CLEVELAND – Veteran knuckleballer Tim Wakefield entered Tuesday sporting a 1-4 record and a hefty 6.02 ERA.
No matter. He was facing the Triple-A Indians.
With Wakefield’s knuckler dancing and Cleveland hitters flailing once again, Boston took the second of a four-game series at Progressive Field via a 3-2 decision.
The Indians managed two runs (one earned) on just four hits over 7 1/3 innings against Wakefield, who won for just the second time in nine starts (12 appearances).
“Even with guys that have faced him before, it’s difficult,” said Cleveland manager Manny Acta. “I can’t imagine what it’s like for the young guys that have never seen him before.”
It wasn’t pretty.
After allowing an unearned run in the opening inning, Wakefield was on cruise control, retiring 15 straight after the error with one out in the first. A solo home run from Shelley Duncan in the seventh inning accounted for Cleveland’s other run.
Cleveland starter David Huff (2-7, 5.46 ERA) was a hard-luck loser, allowing three runs (none of them earned) on eight hits, while striking out six over six innings.
All of Huff’s runs came in a disastrous fourth inning for the Indians that was jumpstarted by an unfathomable error on center fielder Trevor Crowe.
With two outs and the Indians in front 1-0, Victor Martinez lifted a fly ball deep to center that Crowe got under but dropped at the wall.

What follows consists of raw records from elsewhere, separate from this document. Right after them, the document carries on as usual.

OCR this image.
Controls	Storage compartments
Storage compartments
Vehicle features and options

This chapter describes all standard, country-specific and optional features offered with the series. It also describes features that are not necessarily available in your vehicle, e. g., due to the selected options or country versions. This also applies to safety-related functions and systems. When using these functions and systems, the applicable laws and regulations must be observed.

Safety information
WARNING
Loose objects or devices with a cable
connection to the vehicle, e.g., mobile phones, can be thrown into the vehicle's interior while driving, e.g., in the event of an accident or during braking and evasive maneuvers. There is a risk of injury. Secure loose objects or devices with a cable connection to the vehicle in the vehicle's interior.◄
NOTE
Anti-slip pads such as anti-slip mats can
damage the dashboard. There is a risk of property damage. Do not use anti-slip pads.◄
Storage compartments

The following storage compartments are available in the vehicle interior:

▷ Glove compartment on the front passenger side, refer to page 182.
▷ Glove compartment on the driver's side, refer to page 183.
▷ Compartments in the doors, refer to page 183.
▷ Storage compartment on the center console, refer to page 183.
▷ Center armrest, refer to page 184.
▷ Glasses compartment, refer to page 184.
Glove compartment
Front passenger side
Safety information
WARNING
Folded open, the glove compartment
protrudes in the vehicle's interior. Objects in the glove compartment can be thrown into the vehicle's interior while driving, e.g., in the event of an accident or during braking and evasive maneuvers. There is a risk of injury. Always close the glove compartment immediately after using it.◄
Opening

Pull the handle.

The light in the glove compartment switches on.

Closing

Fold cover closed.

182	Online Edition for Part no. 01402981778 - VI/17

Unable to shake off the misfortune, Huff allowed hits to the next four batters he faced, as Boston scored three times to take control of the game.

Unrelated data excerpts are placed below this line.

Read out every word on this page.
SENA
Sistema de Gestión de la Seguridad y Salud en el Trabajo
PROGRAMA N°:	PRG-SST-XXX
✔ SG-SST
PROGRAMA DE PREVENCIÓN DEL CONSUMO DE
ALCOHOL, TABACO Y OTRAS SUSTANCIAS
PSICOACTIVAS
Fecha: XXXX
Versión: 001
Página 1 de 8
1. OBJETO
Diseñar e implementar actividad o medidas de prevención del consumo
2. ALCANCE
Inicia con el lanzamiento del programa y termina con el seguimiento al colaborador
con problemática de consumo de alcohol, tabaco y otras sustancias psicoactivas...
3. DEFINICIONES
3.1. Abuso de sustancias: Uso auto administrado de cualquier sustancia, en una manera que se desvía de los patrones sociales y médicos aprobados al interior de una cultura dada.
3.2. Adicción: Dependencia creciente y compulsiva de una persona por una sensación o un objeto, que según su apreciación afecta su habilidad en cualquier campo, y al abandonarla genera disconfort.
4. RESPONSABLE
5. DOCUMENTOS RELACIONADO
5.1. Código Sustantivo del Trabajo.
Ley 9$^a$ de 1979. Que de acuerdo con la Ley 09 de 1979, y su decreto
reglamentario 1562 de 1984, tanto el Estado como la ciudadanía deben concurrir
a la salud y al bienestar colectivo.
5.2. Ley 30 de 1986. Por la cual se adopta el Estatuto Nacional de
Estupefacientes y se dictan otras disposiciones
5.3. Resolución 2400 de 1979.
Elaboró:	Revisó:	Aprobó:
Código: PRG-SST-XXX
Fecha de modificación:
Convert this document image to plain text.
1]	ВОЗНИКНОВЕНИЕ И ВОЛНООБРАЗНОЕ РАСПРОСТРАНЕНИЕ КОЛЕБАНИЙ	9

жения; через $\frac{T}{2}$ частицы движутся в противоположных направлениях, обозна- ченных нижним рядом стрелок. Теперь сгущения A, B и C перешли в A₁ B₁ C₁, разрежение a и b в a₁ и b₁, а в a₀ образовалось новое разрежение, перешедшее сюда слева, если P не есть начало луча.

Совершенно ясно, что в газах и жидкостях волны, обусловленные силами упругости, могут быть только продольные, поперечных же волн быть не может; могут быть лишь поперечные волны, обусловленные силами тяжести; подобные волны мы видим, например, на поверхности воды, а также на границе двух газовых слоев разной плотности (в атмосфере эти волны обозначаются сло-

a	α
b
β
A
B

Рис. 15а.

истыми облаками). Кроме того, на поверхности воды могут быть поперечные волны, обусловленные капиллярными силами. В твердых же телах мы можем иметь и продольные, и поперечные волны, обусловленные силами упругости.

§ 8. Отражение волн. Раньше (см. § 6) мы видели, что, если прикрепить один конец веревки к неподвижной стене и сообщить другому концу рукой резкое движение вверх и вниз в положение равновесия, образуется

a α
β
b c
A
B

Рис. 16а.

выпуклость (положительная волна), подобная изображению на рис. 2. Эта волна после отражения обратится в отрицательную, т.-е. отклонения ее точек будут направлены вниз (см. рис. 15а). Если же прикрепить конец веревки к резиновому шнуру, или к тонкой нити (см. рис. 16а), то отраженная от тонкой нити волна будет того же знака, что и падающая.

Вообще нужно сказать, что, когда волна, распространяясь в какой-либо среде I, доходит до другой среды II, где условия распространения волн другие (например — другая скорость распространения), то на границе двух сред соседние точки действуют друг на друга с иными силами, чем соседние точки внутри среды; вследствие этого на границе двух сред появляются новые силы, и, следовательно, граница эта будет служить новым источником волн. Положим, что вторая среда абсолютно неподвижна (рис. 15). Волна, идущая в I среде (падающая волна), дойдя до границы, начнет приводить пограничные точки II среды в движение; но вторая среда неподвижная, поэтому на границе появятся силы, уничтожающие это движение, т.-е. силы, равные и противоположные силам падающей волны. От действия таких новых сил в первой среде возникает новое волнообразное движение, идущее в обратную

“(Crowe) looked like he just covered his eyes with his glove,” Acta said. “But after that, (Huff’s) got to make pitches and not allow four hits in a row. That’s part of the game. You have to put that behind you. He was one pitch away from getting out of the inning.”
Crowe wound up making a diving catch to end the inning, one of two on the night, but the one he flubbed was the one that stuck with him and the Indians, who lost for the 14th time in 18 games at Progressive Field.
“Bottom line is that it was a routine fly ball and I just dropped it,” Crowe said. “It’s difficult, especially with the way Huff was pitching. That’s really the only time they got to him.
“It’s difficult, very difficult. I feel really poorly for Huff.”
Huff admitted the error rattled him, but agreed with Acta’s assessment of how he should have handled himself after.
“It happens. It’s part of baseball,” he said. “He made two other catches that were unbelievable. I need to be able to refocus and get the next guy out and I had trouble doing that.”
Cleveland put the tying run on base in both the eighth and ninth innings but not so shockingly failed to score on both occasions.
Pinch hitter Travis Hafner produced a one-out double in the eighth and was lifted for pinch runner Anderson Hernandez, who stole third with two out and stayed there after Shin-Soo Choo walked and Hideki Okajima came on to retire Austin Kearns on a liner to right.
Okajima walked Russell Branyan with one out in the ninth before striking out Duncan and getting Luis Valbuena to ground to second to end the game.
It was a historic night for Wakefield, who surpassed Roger Clemens as Boston’s all-time leader in innings pitched (2,777). Wakefield’s 177 wins since 1995 are the third-most over the span, trailing only Mike Mussina (218) and Andy Pettitte (199).
The Indians fell to 3-11 against the American League East and 1-28 when they are outhit by their opponent.